Мебель для спальни наверняка подобрана женой – шишечки, изгибы, резьба в виде листьев. C потолка свисает противомоскитная сетка. В углу прячется телевизор; открыта дверь в ванную, но в дверном проходе свет не включен. Он всегда считал людей с чувством эстетизма и красоты извращенцами. Я помню, как он, уезжая, сказал это об одном из членов партии. Эту его неприязнь я никогда не разделял; так, я каждый год виделся с Ноэлом Кауардом[75] и даже звал его дядюшкой. Его и его спутника.
Человек, который убил меня, тянется за пистолетом, готовно лежащим на прикроватном столике. При этом штаны его так и валяются на полу. Жена-призерша указывает на них, но он отшучивается: «Да ну, незачем. Вдруг там свободная мохнатка ждет?» – и идет в соседнюю комнату. Мне хочется задержаться здесь, с женщиной, – любопытно вкусить толику ее умиротворенности после любовной утехи, – но я отправляюсь следом.
В гостиной находится человек, которого я не припоминаю. Гостиная на нюх – просто кладбище, от которого несет мертвечиной. Этим духом отчасти веет и от новоявленного гостя. Он то ли негроид, то ли азиат; толком не разобрать, из-за изменчивой тени одно перемежается другим. Я уже чувствую от него запашок умерщвления. Гость кашляет в стакан и говорит:
– Ой. Я думал, тут вода.
– Ты что, не знаешь, как выглядит бутылка белого рома? Или читать разучился? Не видишь, что написано на этикетке?
– Гм. Обычно я сначала нюхаю. А тут сначала глотнул.
– Я говорю, не глотать, а читать. Чи-тать!
– О, ёпт… И слышу как-то хреновато. Всё, знаешь, из-за этого пум-пум: уши как ватой заложены.
– Как такое, бомбоклат, можно спутать с водой?
– Да бог его знает. Если в такой красивой бутылке вода, значит, дом и вправду зажиточный. Богато, брат, у вас тут. Где только люди бабки берут на такую красоту? Даже как-то нескромно.
– Ты ждешь от меня скромности в моем собственном доме? Или видишь что-то такое, чего в жизни своей не видел?
– Вот так все богатенькие и кудахчут.
– А бедненькие пускай в колонке помоются. Ты мне тут что, за классовое сознание пришел втирать? Как ты, бомбоклат, в дом мой проник?
– Молча, через дверь.
– Как ты…
– Заладил: как да как. Не надоело? Зачем столько вопросов?
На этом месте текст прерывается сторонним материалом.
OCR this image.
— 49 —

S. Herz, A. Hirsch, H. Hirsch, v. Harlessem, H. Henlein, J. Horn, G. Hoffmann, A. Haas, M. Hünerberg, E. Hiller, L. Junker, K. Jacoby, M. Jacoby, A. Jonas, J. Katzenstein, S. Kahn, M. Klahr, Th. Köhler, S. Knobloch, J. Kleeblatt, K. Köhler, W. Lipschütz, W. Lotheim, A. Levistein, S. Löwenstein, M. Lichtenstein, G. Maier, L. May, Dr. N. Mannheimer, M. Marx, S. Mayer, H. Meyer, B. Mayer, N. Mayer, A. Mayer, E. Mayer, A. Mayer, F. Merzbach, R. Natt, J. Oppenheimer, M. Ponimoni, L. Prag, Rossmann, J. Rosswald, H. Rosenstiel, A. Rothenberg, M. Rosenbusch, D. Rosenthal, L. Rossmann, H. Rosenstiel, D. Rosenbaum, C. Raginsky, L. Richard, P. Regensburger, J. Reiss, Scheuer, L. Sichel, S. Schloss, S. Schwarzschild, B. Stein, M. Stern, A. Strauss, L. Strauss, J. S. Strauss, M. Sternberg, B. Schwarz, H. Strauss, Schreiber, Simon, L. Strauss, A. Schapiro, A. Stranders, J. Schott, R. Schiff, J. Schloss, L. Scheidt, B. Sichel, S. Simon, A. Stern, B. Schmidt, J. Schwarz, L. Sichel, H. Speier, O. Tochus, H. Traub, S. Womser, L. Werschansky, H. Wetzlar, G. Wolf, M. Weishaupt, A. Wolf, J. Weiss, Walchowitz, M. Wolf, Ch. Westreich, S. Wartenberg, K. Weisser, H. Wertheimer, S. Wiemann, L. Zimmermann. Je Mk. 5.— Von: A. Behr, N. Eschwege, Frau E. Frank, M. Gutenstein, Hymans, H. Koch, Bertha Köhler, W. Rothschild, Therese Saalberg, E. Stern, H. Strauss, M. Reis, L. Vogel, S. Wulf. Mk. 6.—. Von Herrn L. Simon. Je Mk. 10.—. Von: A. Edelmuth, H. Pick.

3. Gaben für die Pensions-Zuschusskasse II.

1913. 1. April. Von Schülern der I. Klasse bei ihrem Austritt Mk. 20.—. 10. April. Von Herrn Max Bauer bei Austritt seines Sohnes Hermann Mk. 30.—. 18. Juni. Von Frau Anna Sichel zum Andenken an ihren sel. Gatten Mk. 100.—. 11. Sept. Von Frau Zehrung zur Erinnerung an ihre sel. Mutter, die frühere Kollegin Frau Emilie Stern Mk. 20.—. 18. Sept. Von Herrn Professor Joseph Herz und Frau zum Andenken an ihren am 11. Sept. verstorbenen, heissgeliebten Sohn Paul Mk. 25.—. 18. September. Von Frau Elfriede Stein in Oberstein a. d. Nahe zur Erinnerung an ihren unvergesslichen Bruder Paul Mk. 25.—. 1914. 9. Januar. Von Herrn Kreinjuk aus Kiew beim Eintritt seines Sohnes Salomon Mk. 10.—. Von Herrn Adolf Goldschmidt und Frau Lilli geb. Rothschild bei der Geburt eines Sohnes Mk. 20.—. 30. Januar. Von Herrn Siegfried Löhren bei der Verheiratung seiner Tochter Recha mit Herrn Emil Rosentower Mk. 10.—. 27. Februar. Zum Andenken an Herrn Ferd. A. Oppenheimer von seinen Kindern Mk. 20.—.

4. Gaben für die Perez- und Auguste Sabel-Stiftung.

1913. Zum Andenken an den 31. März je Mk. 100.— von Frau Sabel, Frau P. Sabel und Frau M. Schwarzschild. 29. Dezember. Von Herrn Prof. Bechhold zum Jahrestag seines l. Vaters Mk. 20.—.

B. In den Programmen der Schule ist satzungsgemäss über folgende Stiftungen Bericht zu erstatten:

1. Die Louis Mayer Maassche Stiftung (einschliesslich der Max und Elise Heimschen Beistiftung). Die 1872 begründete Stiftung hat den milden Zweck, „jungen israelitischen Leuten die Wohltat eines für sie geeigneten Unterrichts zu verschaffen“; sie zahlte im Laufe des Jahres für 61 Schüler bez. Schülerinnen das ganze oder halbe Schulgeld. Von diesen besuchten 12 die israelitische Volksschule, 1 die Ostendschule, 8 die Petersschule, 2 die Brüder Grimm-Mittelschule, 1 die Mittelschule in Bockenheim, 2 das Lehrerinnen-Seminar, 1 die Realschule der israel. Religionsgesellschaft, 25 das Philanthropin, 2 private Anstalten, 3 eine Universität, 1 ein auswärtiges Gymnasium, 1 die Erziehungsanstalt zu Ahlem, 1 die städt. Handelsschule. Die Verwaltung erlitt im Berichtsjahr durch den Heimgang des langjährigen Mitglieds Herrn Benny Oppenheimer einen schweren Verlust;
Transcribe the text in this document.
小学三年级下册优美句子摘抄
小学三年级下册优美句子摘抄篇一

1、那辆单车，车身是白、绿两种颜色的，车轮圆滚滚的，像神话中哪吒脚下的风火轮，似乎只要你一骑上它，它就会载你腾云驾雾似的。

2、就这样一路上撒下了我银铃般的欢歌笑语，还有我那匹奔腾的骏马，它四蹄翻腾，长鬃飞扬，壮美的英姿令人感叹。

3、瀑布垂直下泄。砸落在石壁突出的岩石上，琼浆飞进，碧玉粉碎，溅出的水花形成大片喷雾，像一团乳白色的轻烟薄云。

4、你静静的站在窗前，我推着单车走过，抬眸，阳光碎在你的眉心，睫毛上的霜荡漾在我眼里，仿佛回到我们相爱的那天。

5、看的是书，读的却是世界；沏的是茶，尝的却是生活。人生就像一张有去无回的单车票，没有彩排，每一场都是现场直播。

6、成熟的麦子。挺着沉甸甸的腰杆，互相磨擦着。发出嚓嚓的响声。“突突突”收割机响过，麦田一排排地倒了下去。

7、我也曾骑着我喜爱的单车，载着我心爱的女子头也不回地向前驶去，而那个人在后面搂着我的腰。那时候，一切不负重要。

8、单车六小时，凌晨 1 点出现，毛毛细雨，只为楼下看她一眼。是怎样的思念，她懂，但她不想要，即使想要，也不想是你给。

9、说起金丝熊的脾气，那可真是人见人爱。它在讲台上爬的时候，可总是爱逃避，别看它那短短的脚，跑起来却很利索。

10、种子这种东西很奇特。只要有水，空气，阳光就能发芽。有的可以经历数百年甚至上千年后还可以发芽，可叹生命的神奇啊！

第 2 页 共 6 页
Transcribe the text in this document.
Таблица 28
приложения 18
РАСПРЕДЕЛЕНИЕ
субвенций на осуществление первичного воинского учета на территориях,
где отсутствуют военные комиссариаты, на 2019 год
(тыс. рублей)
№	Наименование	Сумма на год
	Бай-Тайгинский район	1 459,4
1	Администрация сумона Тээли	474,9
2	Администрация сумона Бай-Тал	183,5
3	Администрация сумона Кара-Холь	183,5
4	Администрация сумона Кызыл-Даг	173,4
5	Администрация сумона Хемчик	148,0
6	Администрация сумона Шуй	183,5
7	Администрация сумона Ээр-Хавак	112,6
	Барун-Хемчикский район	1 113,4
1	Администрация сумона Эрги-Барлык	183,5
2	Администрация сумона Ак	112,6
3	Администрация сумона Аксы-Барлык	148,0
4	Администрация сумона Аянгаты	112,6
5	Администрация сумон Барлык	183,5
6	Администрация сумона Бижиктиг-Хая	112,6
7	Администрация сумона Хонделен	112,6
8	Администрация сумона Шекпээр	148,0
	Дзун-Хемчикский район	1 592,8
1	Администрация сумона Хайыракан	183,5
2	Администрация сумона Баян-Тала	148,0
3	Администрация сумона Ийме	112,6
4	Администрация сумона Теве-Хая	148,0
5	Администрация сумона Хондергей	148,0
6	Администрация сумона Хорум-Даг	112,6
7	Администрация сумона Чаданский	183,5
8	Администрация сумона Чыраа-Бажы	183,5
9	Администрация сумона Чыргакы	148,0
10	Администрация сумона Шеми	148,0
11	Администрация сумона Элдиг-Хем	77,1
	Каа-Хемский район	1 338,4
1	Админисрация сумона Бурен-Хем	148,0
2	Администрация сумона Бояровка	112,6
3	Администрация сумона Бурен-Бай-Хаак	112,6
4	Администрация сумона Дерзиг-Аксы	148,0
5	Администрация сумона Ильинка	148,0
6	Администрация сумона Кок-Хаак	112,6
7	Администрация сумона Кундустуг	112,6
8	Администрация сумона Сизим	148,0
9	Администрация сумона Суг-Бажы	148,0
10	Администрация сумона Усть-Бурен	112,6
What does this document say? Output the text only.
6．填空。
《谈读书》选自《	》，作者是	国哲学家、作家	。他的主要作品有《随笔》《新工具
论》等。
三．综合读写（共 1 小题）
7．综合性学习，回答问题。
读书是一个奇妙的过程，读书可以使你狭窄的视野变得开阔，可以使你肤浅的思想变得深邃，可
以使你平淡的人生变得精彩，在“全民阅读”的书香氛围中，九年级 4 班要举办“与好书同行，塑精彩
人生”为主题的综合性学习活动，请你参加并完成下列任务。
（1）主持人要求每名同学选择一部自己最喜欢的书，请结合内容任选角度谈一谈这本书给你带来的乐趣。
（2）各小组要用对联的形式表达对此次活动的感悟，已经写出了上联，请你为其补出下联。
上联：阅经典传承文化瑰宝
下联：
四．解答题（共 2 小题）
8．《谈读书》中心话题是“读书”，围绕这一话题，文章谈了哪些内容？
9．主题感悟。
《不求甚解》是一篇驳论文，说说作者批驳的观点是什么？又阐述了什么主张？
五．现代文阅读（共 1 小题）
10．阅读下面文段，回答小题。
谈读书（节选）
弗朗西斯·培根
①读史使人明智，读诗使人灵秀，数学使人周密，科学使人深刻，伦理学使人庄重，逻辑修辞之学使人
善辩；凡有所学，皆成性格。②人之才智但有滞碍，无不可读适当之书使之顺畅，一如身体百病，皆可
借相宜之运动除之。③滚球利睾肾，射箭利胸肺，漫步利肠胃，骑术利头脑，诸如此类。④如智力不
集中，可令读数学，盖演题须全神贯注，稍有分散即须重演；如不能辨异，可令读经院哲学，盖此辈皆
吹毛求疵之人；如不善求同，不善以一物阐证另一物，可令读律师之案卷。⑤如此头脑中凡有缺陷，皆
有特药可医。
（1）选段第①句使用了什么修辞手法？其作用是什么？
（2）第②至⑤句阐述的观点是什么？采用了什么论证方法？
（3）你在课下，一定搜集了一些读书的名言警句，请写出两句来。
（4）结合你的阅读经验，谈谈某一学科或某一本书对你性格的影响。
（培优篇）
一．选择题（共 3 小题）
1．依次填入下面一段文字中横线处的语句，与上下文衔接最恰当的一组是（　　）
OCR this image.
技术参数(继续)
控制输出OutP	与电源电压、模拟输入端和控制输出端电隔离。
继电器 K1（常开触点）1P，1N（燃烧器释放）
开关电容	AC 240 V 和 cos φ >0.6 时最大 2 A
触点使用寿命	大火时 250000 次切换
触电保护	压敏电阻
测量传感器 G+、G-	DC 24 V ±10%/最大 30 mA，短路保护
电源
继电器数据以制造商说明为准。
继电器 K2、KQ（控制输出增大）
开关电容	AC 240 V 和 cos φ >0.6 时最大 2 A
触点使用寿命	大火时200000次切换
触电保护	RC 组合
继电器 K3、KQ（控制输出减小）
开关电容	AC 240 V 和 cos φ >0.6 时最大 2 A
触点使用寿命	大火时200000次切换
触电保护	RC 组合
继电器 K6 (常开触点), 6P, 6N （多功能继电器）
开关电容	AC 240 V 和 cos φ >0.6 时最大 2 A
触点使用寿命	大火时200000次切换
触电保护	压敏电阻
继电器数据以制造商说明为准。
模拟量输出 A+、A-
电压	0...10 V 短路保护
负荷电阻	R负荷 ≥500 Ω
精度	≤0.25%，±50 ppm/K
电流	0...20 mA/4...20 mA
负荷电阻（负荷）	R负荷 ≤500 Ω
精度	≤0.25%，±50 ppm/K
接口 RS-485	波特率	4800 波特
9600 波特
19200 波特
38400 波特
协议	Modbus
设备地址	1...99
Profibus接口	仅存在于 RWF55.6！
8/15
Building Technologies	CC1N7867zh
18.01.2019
– Насчет «как» это дай я тебе скажу. Почему ты в моем доме… ну-ка… в три часа ночи? Тебе сколько раз говорено, чтобы нас вместе на публике никто не видел?
– Никогда не догадывался, что твоя спальня на публике. Как там красава? Судя по звуку, совсем недавно она все делала ништяково. Реально ништяково.
– Слушай, чего тебе надо?
– Ты не знаешь, какой сегодня день?
– Чё-ё? День?.. Хм. С утра был вроде как декабрь, третье число. То самое, что идет за вторым.
75
Ноэл Кауард (1899–1973) – английский драматург, актер и режиссер, известный в т. ч. гомосексуальными наклонностями; умер на Ямайке.